For instance, let’s say that you’ve been weakened and fatigued from Type 2 diabetes and blood sugar issues. Thanks to your ill health, you might be prone to make more intemperate remarks or engage lazy behavior around your children, which could in turn lead to false accusations of abuse or neglect, as the other parent and/or the child observes those less than ideal behaviors and blows them out of proportion.
Likewise, when we are not in good shape – when we’re tired, worried about debt or struggling with depression or anxiety – we tend to be less capable of strategically dealing with the problems on our plate. Instead of calling a therapist or an attorney after an infuriating email from the instigating parent, for instance, you might make matters worse by writing an unhinged email.
Part of surviving this process and stopping the downward spiral involves paying attention to what is going on in your life and getting help to deal with what’s happening. Accept that you’re in a stressful situation, and find people to help you manage it.
Even if you have your own health, finances and psychology in good order, the other parent’s problems or the child’s problems can redound to create a more complex legal situation.

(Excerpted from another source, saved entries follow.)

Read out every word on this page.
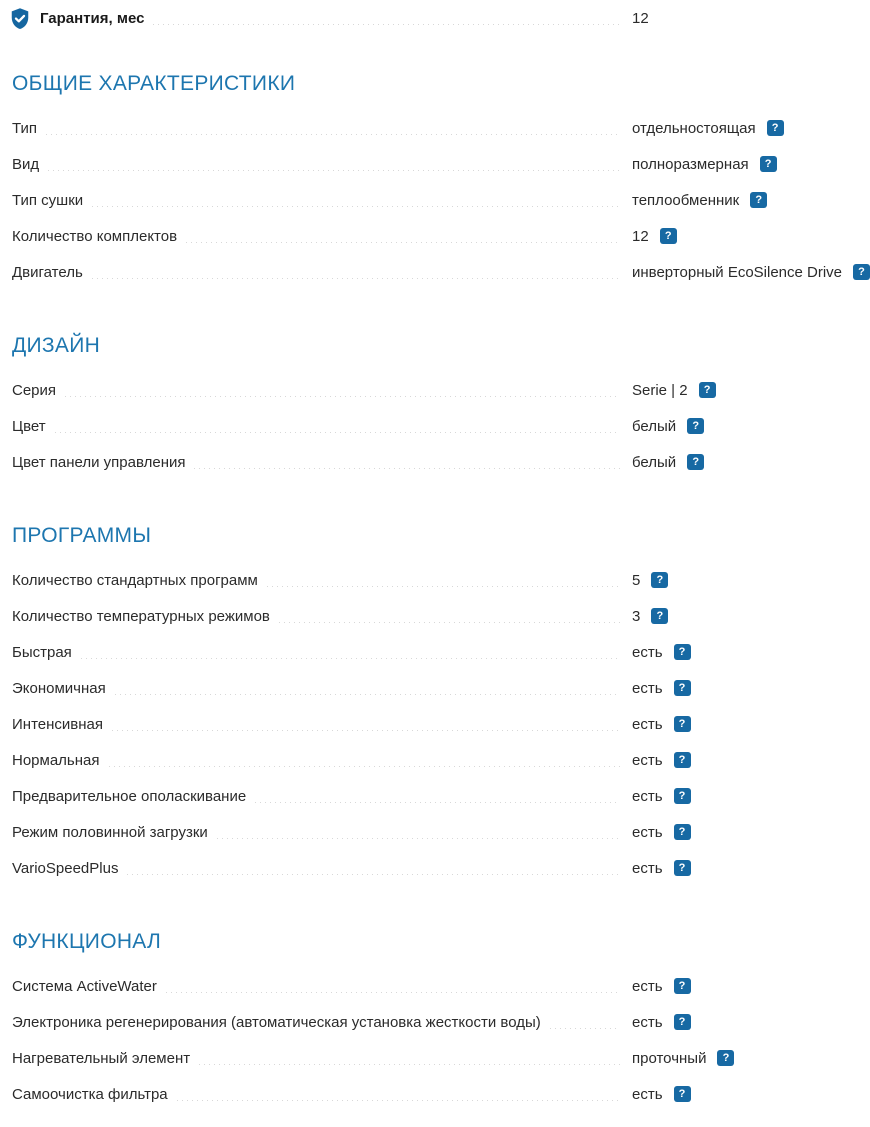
Гарантия, мес	12
ОБЩИЕ ХАРАКТЕРИСТИКИ
Тип	отдельностоящая	?
Вид	полноразмерная	?
Тип сушки	теплообменник	?
Количество комплектов	12	?
Двигатель	инверторный EcoSilence Drive	?
ДИЗАЙН
Серия	Serie | 2	?
Цвет	белый	?
Цвет панели управления	белый	?
ПРОГРАММЫ
Количество стандартных программ	5	?
Количество температурных режимов	3	?
Быстрая	есть	?
Экономичная	есть	?
Интенсивная	есть	?
Нормальная	есть	?
Предварительное ополаскивание	есть	?
Режим половинной загрузки	есть	?
VarioSpeedPlus	есть	?
ФУНКЦИОНАЛ
Система ActiveWater	есть	?
Электроника регенерирования (автоматическая установка жесткости воды)	есть	?
Нагревательный элемент	проточный	?
Самоочистка фильтра	есть	?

For instance, perhaps the other parent didn’t work during your marriage, and now he or she is struggling, financially and career-wise. That stress over money may be a principle driver of the alienating behavior. The other parent may desperately need control over life and may be manipulating the child just to exert autonomy.
Alternatively, perhaps your child needs special medical care to manage a disease, like Type I diabetes, a scary food allergy, or a neurological or developmental issue, like autism. The child’s problems – and the extra pressure they create on both parents, logistically, psychologically and financially – can in turn ratchet up everyone’s impulsiveness, anger and desperation.
Appreciate that you only have limited control over what the other parent and the child do and that you cannot solve everyone’s problems. Reflect on the following wisdom from author, Steven Covey, from his bestselling book, The 7 Habits of Highly Effective People:
“Instead of reacting to or worrying about conditions over which they have little or no control, proactive people focus their time and energy on things they can control. The problems, challenges, and opportunities we face fall into two areas–Circle of Concern and Circle of Influence.
Proactive people focus their efforts on their Circle of Influence. They work on the things they can do something about: health, children, problems at work. Reactive people focus their efforts in the Circle of Concern–things over which they have little or no control: the national debt, terrorism, the weather. Gaining an awareness of the areas in which we expend our energies in is a giant step in becoming proactive.”